I think I may be the lone dissenting voice, but that was distinctly ordinary. Better than the last couple, but not one of the highs of recent series'.
They barely scratched the surface of the parent/child relationship (on either side), which is not surprising if you're also trying to fit in a normal episode's worth of action, but it just left all of the characters feeling like sketches. The Doctor and his grieving for lost children, Martha and her bottle-faced dolphin friend, the two-dimensional Jenny character and what felt like a rushed plot that could've been more fleshed-out as well. I mean, I still enjoyed it, but it was too busy and pulling in too many directions.
The were alot of avenues left unexplored, which is understandable given that Jenny was only one thread in a story already struggling to tell itself in 42 minutes.
For one thing, the Doctor seemed to accept quite glibly that a pseudo-Time Lord had been created from his own DNA. Perhaps it would have been more interesting if he'd seen the clone as a freak of science that shouldn't have been allowed to survive, and spent the episode trying to destroy it.
Clearly, if this had have been an old-fashioned four-parter, episode one would have ended on Jenny's emergence from the cloning machine (a cloning machine which presumably still contains the Doctor's DNA sample and could churn out more Time Lord clones if necessary).
I'm kind of with Crusoe. I kept feeling it should have enjoyed it more than I did, but it kept being held back by silly little things: the crappy guns with enormous muzzle flash but next to no damage; the idea that there would be nobody who survived for seven days; despite the shortage of deaths during combat scenes; the fact that Jenny looked and sounded exactly like one of my former colleagues; the whole quicksand scene.

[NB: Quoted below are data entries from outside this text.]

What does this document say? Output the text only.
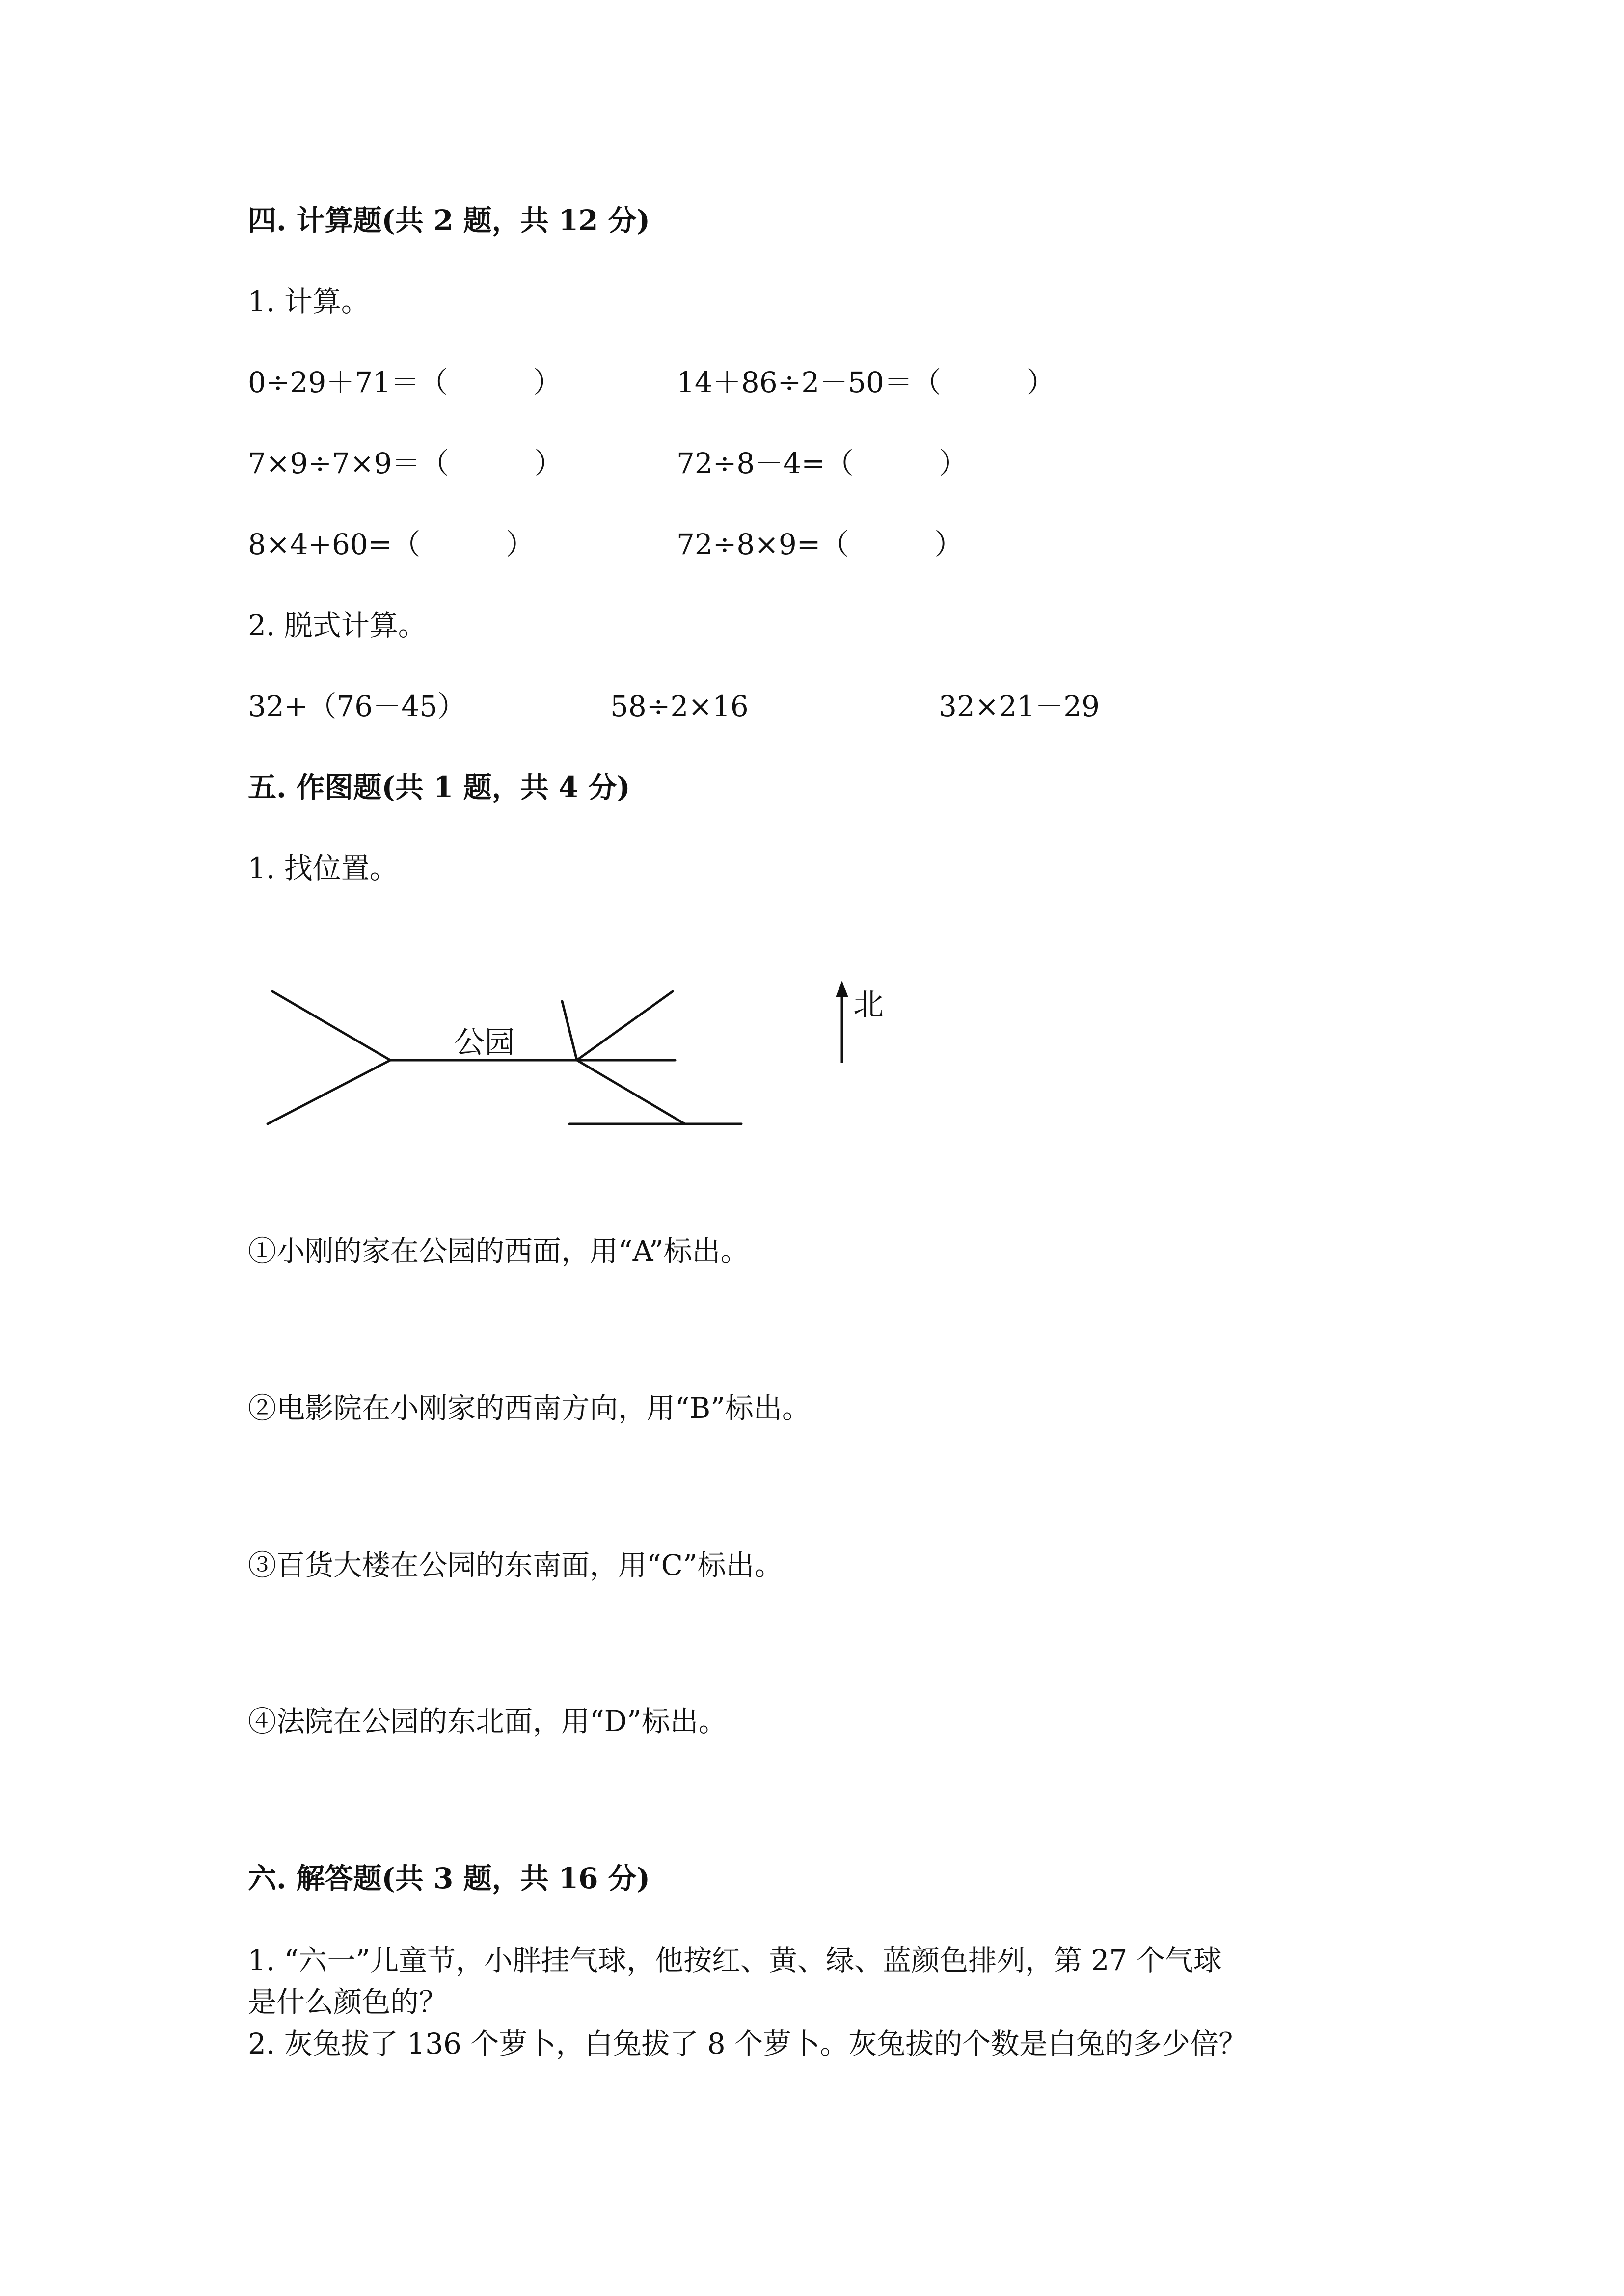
四. 计算题(共 2 题，共 12 分)

1. 计算。

0÷29＋71＝（　　　）	14＋86÷2－50＝（　　　）

7×9÷7×9＝（　　　）	72÷8－4=（　　　）

8×4+60=（　　　）	72÷8×9=（　　　）

2. 脱式计算。

32+（76－45）	58÷2×16	32×21－29

五. 作图题(共 1 题，共 4 分)

1. 找位置。

公园
北

①小刚的家在公园的西面，用“A”标出。

②电影院在小刚家的西南方向，用“B”标出。

③百货大楼在公园的东南面，用“C”标出。

④法院在公园的东北面，用“D”标出。

六. 解答题(共 3 题，共 16 分)

1. “六一”儿童节，小胖挂气球，他按红、黄、绿、蓝颜色排列，第 27 个气球

是什么颜色的？

2. 灰兔拔了 136 个萝卜，白兔拔了 8 个萝卜。灰兔拔的个数是白兔的多少倍？
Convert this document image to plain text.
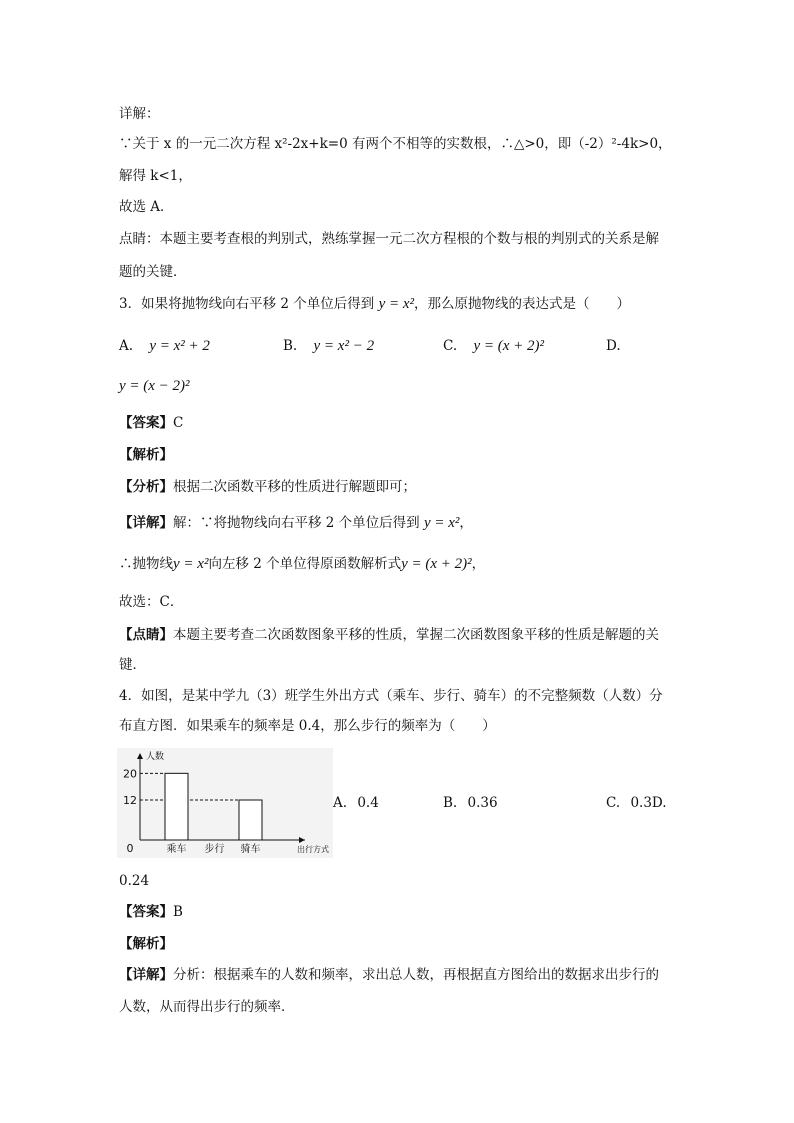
详解：
∵关于 x 的一元二次方程 x²-2x+k=0 有两个不相等的实数根，∴△>0，即（-2）²-4k>0，
解得 k<1，
故选 A．
点睛：本题主要考查根的判别式，熟练掌握一元二次方程根的个数与根的判别式的关系是解
题的关键．
3．如果将抛物线向右平移 2 个单位后得到 y = x²，那么原抛物线的表达式是（　　）
A. y = x² + 2	B. y = x² − 2	C. y = (x + 2)²	D.
y = (x − 2)²
【答案】C
【解析】
【分析】根据二次函数平移的性质进行解题即可；
【详解】解：∵将抛物线向右平移 2 个单位后得到 y = x²，
∴抛物线y = x²向左移 2 个单位得原函数解析式y = (x + 2)²，
故选：C．
【点睛】本题主要考查二次函数图象平移的性质，掌握二次函数图象平移的性质是解题的关
键．
4．如图，是某中学九（3）班学生外出方式（乘车、步行、骑车）的不完整频数（人数）分
布直方图．如果乘车的频率是 0.4，那么步行的频率为（　　）
乘车 步行 骑车
12
20
0
人数
出行方式
A. 0.4	B. 0.36	C. 0.3D.
0.24
【答案】B
【解析】
【详解】分析：根据乘车的人数和频率，求出总人数，再根据直方图给出的数据求出步行的
人数，从而得出步行的频率．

Then there was the obligatory OFFS plot hole - the idea that you could break open a container with enough methane, ammonia and other chemicals to terraform a planet in an enclosed space and not asphyxiate.
Well, you know, sometimes if you pick at the threads of a story it will unravel pretty quickly (and Larry Miles, in lieu of having anything more constructive to say this week, does just that), but the whole seems more than the sum of the parts. I couldn't help but be swept along by it.
If anyone has good reason to dislike this story, surely it must be Liz Sladen.
Yeah, it was terrible. Excruciatingly bad. Didn't convince for a second. And I hate all the "we're so clever" crappy jokes they keep putting in in the historical episodes. Murder at the Vicar's Rage - bloody hell. It pulls you straight out of the story each time they put one of those in...
Still think the Ood one was the best of a bad series so far.
P.S. Agree with Crusoe, Horse and GY about last week's episode too.